We caught one of the last performances of a play from playwright Jane Bodie, RIDE, brought over to the US from Australia. It chronicles some of the ironies and potential nihilism of contemporary dating mores.
A couple wake up in bed together, neither remember the other, how they ended up spending the night together, where they met, or even precisely what they got up to…the fact that they are both naked is indicative, but not conclusive.
He has the advantage, it’s his apartment. She doesn’t even know where she is geographically…’naked in North Fitzroy’ as it turns out (a suburb of Melbourne). They move cautiously around each other, they explore topics, dredge up partial memories (which still seem not to answer how they met until the very end), and wonder about whether they acquired ‘knowledge’ of each other (in the Biblical sense). He says with wry insight that they probably didn’t, “If we had, you’d be in a much better mood!”

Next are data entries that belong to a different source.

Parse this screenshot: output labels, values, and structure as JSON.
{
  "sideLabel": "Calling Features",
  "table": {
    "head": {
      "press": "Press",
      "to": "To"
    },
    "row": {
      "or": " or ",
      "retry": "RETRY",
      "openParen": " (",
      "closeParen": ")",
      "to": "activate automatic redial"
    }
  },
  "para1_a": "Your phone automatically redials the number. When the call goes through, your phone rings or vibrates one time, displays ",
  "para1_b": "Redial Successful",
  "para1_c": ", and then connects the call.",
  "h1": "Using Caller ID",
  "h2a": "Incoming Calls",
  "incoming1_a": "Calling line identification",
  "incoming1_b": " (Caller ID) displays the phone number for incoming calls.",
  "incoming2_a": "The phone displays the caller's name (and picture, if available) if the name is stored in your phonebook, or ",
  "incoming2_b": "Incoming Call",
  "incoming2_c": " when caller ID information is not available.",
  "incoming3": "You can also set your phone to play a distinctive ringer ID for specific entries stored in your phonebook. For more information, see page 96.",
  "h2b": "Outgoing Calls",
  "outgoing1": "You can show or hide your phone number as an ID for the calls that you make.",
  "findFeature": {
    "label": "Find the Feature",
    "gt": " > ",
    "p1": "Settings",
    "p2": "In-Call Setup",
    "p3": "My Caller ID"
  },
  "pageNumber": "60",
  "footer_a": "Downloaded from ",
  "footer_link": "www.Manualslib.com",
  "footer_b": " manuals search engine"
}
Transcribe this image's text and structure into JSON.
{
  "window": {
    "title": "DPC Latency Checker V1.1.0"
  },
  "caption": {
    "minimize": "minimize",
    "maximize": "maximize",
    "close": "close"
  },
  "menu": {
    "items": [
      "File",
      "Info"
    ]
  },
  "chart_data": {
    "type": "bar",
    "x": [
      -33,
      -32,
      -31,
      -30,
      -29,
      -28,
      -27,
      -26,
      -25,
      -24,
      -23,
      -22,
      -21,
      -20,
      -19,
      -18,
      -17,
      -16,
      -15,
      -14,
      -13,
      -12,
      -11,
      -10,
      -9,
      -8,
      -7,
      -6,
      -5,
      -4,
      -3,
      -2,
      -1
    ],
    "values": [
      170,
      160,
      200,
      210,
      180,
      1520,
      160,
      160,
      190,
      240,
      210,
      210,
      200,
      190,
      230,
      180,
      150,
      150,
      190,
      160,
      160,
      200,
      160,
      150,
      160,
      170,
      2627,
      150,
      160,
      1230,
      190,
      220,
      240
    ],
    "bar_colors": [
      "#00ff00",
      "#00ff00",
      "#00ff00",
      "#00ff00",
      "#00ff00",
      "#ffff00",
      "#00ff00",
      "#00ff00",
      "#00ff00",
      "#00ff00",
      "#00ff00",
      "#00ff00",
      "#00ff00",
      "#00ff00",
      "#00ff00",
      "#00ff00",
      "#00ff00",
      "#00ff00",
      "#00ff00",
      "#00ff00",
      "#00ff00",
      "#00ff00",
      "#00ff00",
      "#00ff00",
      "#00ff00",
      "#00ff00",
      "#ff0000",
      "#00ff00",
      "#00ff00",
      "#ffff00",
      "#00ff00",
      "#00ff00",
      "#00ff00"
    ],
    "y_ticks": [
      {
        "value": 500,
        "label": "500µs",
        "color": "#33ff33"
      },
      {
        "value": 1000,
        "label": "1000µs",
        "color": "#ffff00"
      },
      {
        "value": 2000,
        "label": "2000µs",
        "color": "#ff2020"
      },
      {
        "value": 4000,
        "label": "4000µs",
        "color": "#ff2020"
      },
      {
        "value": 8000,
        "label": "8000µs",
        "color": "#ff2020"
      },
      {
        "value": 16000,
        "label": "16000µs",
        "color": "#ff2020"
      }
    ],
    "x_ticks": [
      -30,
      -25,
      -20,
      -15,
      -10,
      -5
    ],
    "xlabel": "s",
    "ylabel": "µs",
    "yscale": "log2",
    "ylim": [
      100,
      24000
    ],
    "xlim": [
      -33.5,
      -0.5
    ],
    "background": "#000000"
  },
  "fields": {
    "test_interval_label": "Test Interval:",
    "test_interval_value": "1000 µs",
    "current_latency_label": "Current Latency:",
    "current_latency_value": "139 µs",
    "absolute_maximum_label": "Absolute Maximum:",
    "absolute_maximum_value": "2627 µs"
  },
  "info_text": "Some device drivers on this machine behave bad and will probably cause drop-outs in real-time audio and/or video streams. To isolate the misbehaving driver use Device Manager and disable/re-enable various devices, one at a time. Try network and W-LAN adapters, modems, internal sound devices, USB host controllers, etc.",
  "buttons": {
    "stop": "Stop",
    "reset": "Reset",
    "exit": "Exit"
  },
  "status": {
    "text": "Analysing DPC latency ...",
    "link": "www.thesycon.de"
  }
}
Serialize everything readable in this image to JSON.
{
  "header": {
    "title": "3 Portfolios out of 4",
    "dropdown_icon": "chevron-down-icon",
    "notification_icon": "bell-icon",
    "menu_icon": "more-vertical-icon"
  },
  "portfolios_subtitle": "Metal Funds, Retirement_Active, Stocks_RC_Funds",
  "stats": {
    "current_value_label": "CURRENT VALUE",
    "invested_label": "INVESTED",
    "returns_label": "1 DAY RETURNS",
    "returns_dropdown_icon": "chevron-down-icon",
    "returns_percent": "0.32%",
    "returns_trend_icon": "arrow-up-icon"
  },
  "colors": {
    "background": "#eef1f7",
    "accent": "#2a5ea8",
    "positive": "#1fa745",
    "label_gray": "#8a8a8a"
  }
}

At one key moment, she yells, “A few hours ago, you could have been inside me!” And he answers with almost equal intensity that yes he might have been, but he also made her toast,they explored various topics of conversation , played Scrabble, drank some wine, and danced to music, and they were still there together and it was now evening. “We’ve done okay,” he concludes. Indeed.

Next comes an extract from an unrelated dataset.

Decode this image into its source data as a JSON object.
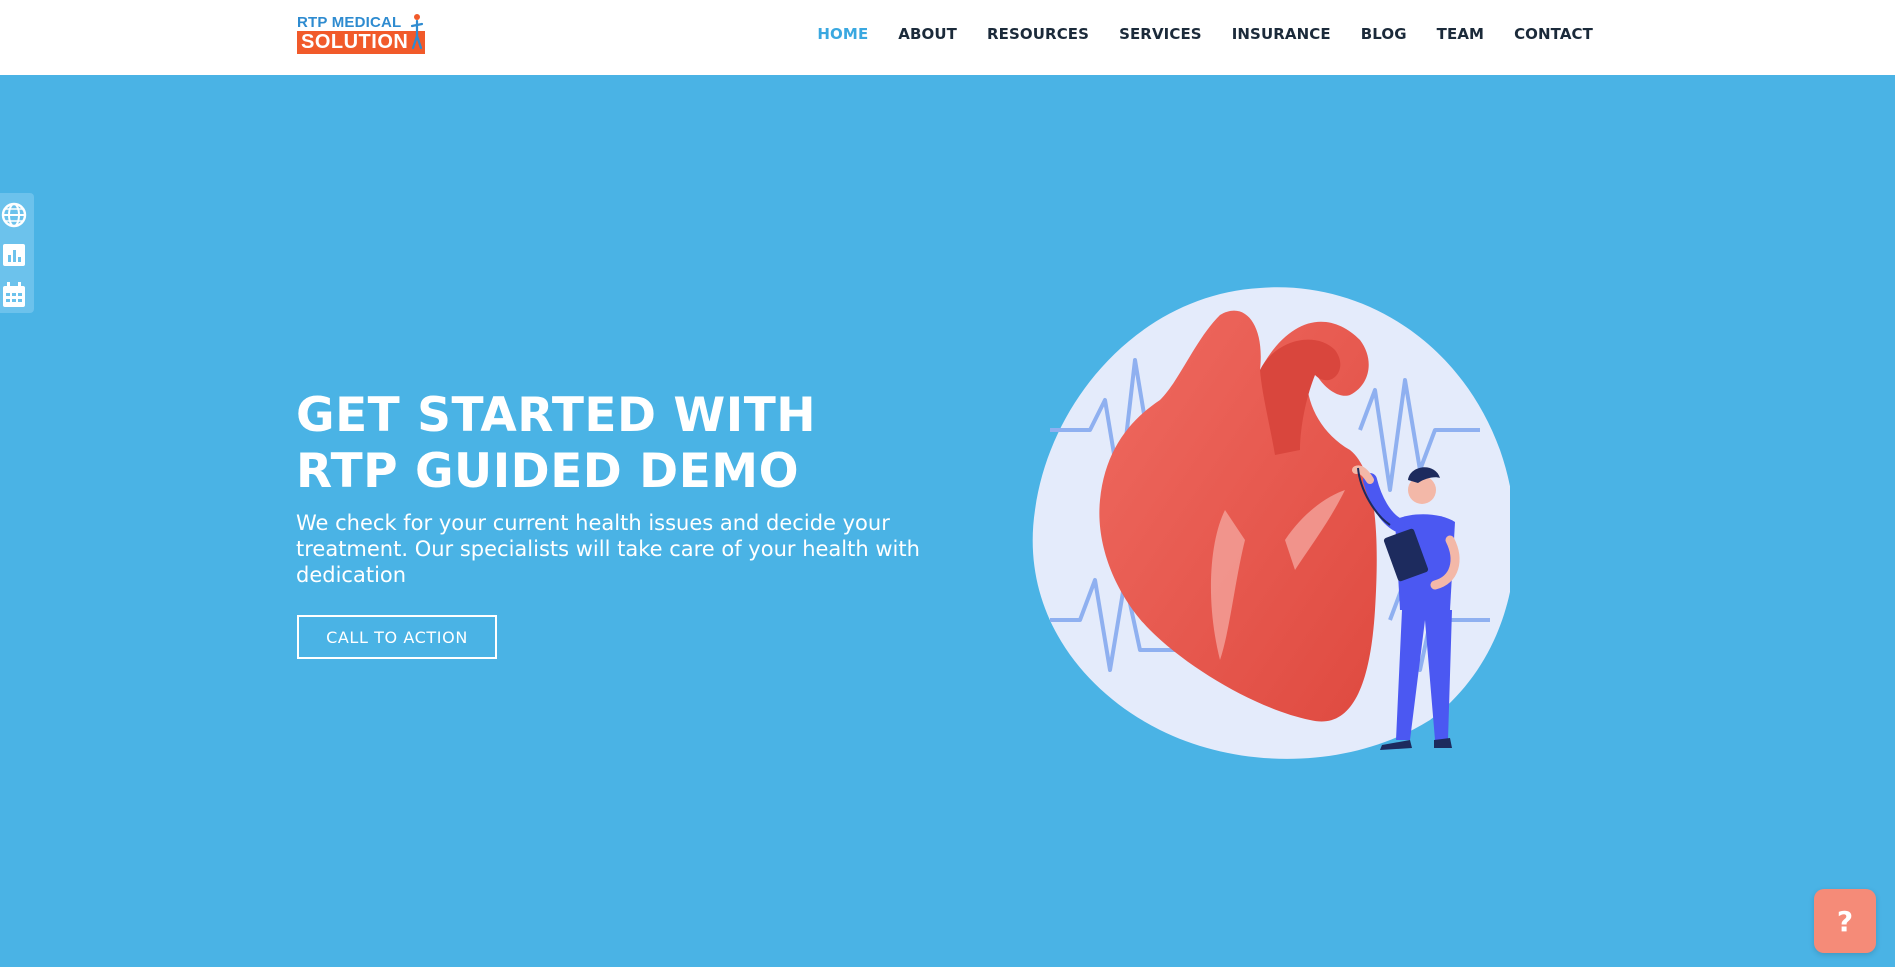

And while I hope you wake up where you expect to the morning after Valentine’s Day, the type of tentative but definite nurturing these strangers end up exchanging, albeit punctuated with both some flirtation and friction, wouldn’t be a bad anthem for this Valentine’s.
My mentor of old M. Scott Peck who wrote the extraordinary best-seller, THE ROAD LESS TRAVELED, suggested that love is the will to extend ourselves for someone’s nurturing and growth.While we plan how to woo and how to dazzle romantically, or even if we’re contemplating a Valentine’s day without a partner, let’s make the day, the occasion and the sentiment, about nurturing.